The event was put on by Corporate Alliance with my buddy Jeff Rust. We only go back a couple of months when one of my network buds introduced us, and we’ve had some conversations since. Jeff has a hot company in the works and has some very cool plans that make my MBA-brain salivate with envy 😉 Basically what they have is a “Hub” where their members can come and use offices as if they owned them… a board room, mingling room, brainstorming room, etc. The staff was awesome, the decorating was hip, … very cool place. But I didn’t really care about that because I’m too far away.
What was appealing to me was their huge emphasis on networking. They have coordinated and orchestrated networking events that are appropriate for the most network-savvy or the shy guy. For example, after a short tour we went into the main meeting room for a catered lunch. We sat wherever we wanted (I was at the BEST table – it was very cool and fun) and had 2 minutes to tell about ourselves – the first minute was personal, the second minute was pitched. This minute thing was managed by a powerpoint presentation that had a timer and a buzzer, so everyone knew when their time was up. It was very cool to hear a full minute on personal stuff as usually its a 10 second thing and then almost 2 minutes of pitching the company. This helped people open up and set us up for “intimate relationships” a la Ferrazzi (Never Eat Alone – read it yet???).
My only beef with that setting is that there were 4 other tables and pretty much no contact, intro or anything to any of the other people at those tables. That’s okay though… Ferrazzi makes a point in his book that you don’t go to one of these to meet 100 people, you go to begin an intimate relationship with just 3 or 4. And this setting facilitated that.

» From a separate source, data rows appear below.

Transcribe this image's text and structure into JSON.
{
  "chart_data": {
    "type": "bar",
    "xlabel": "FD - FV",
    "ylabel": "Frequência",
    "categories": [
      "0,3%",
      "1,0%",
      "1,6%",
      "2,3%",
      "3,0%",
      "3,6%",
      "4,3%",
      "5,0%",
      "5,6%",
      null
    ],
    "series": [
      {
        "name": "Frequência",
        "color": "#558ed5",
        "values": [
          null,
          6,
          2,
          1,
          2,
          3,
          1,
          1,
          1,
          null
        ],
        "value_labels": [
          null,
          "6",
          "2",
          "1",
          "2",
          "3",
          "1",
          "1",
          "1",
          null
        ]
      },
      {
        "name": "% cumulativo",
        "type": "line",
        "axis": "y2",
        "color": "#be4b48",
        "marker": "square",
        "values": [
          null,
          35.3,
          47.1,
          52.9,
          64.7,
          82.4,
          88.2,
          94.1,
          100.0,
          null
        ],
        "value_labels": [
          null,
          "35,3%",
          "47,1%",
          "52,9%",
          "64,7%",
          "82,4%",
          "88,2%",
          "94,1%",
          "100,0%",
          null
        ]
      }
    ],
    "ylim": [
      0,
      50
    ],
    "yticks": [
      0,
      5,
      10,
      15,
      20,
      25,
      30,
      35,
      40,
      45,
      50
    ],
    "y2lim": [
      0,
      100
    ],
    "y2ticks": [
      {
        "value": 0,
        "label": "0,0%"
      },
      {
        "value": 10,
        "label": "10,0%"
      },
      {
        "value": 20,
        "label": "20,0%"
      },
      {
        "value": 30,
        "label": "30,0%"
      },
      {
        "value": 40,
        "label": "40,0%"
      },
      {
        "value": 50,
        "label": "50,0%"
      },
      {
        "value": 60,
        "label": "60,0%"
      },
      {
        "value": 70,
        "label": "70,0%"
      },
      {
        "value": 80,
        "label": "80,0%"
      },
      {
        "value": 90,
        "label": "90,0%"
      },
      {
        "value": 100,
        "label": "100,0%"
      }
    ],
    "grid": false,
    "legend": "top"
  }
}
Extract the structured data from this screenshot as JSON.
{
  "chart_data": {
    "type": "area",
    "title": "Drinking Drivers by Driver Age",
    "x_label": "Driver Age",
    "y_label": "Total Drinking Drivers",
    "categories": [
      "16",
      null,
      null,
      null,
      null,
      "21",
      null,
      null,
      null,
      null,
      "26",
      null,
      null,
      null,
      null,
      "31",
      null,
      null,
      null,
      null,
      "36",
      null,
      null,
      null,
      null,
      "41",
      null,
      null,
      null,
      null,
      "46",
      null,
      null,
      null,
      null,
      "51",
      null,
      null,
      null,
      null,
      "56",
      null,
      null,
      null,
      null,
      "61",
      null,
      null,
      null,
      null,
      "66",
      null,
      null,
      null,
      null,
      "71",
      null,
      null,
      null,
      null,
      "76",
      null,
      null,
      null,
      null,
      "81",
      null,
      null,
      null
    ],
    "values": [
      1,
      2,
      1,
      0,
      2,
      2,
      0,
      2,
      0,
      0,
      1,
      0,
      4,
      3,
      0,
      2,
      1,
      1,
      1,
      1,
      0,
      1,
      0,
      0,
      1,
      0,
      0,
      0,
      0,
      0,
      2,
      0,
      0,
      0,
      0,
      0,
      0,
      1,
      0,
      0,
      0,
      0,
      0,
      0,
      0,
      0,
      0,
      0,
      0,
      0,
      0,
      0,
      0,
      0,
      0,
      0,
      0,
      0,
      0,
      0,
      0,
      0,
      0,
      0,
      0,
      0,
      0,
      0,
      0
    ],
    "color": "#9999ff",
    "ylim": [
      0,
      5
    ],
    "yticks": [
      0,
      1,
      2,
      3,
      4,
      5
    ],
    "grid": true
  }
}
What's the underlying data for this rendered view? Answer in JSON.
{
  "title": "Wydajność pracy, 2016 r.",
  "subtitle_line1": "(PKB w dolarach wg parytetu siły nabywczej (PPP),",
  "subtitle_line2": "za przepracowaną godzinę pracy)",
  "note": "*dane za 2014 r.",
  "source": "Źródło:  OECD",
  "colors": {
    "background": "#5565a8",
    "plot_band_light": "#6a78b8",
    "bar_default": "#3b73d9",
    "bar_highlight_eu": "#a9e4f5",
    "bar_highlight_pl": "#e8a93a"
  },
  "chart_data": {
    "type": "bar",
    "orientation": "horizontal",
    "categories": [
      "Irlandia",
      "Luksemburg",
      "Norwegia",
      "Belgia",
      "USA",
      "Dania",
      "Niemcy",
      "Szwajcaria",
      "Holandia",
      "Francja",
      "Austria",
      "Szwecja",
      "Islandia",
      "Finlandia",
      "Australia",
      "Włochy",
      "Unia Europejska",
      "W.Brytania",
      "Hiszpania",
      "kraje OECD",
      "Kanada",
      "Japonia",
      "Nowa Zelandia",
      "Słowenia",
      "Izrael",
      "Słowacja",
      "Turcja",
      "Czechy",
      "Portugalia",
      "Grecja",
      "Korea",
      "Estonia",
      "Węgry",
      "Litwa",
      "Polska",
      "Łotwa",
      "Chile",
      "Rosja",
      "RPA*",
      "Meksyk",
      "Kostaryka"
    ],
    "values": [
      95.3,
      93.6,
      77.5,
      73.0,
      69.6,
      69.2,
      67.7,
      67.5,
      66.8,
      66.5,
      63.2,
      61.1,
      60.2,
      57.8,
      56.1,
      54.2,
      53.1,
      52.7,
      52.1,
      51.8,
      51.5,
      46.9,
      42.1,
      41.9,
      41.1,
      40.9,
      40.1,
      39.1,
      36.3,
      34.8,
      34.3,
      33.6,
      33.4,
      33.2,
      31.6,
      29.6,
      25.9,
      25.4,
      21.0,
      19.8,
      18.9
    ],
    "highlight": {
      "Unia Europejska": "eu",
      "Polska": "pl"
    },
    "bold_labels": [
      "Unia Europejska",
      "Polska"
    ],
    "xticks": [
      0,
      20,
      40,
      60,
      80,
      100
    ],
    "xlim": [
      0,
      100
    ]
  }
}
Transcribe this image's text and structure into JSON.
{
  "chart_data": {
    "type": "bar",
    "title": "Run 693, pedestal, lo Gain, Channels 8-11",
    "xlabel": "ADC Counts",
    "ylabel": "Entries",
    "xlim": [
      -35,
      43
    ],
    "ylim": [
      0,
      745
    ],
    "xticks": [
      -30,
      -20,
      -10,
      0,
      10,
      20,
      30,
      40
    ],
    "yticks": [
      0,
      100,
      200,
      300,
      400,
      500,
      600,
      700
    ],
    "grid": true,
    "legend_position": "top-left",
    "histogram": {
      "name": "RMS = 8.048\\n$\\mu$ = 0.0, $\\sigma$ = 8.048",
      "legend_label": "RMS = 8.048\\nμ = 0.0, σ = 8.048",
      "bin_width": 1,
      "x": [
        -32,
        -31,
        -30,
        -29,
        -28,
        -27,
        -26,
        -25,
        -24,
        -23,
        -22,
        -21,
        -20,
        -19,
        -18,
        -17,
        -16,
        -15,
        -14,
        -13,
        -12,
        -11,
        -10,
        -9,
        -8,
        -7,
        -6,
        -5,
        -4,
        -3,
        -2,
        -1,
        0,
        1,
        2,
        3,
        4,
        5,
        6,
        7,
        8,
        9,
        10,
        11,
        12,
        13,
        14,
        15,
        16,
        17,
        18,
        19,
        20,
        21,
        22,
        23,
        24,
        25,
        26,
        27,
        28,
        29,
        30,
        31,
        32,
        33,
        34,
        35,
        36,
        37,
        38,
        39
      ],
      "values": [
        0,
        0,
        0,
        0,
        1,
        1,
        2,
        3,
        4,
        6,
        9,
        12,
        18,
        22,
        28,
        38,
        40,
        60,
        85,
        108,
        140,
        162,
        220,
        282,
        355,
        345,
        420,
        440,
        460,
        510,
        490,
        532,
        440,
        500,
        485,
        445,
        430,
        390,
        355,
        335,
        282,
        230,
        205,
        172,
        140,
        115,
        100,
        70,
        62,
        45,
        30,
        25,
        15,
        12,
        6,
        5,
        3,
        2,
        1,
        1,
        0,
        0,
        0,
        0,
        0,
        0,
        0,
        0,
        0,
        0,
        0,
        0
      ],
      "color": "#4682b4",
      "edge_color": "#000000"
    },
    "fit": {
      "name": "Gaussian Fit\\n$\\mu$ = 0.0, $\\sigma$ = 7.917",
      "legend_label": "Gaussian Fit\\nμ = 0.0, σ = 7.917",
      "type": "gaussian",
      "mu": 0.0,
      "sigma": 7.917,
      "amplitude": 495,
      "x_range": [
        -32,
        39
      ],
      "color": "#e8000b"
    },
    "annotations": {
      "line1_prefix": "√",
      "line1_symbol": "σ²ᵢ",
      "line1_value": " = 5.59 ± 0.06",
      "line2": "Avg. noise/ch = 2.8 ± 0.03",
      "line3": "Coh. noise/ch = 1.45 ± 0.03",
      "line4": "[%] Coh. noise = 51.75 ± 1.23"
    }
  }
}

Anyway, Jeff was talking about the three little pigs, and how their houses were built with straw, sticks and bricks. He said that in business we can do the same thing where straw = price, sticks = quality/performance/service and bricks = relationships. Maybe I’ve become too much of a network geek lately but this sounded so cool to me… and since I can’t write ANYTHING without drawing it back to JibberJobber or professional career management, here is the straw/stick/brick thing for you, my favorite professional:
Building your career out of your education is like building it out of straw. Maybe an undergrad was the bomb in the 70’s but doesn’t it feel like everyone has one now?
Building your career out of your abilities, capabilities, skills, etc. is like building it out of sticks. The big bad wolf is still going to eat you for lunch!
Building your career with relationships (real relationships – not brown-noser stuff) is the brick house. We all know people that have been successful in life/business because of their relationships – and too many business books talk about how business is just selling *things* to *people*. Globalization can put cheaper better products in the market (well, the “better” thing is still in question, but I’m sure it will improve) but NO OUTSOURCING can take away your relationships!
Simplistic analysis, I know, but it works for me. Have a great weekend!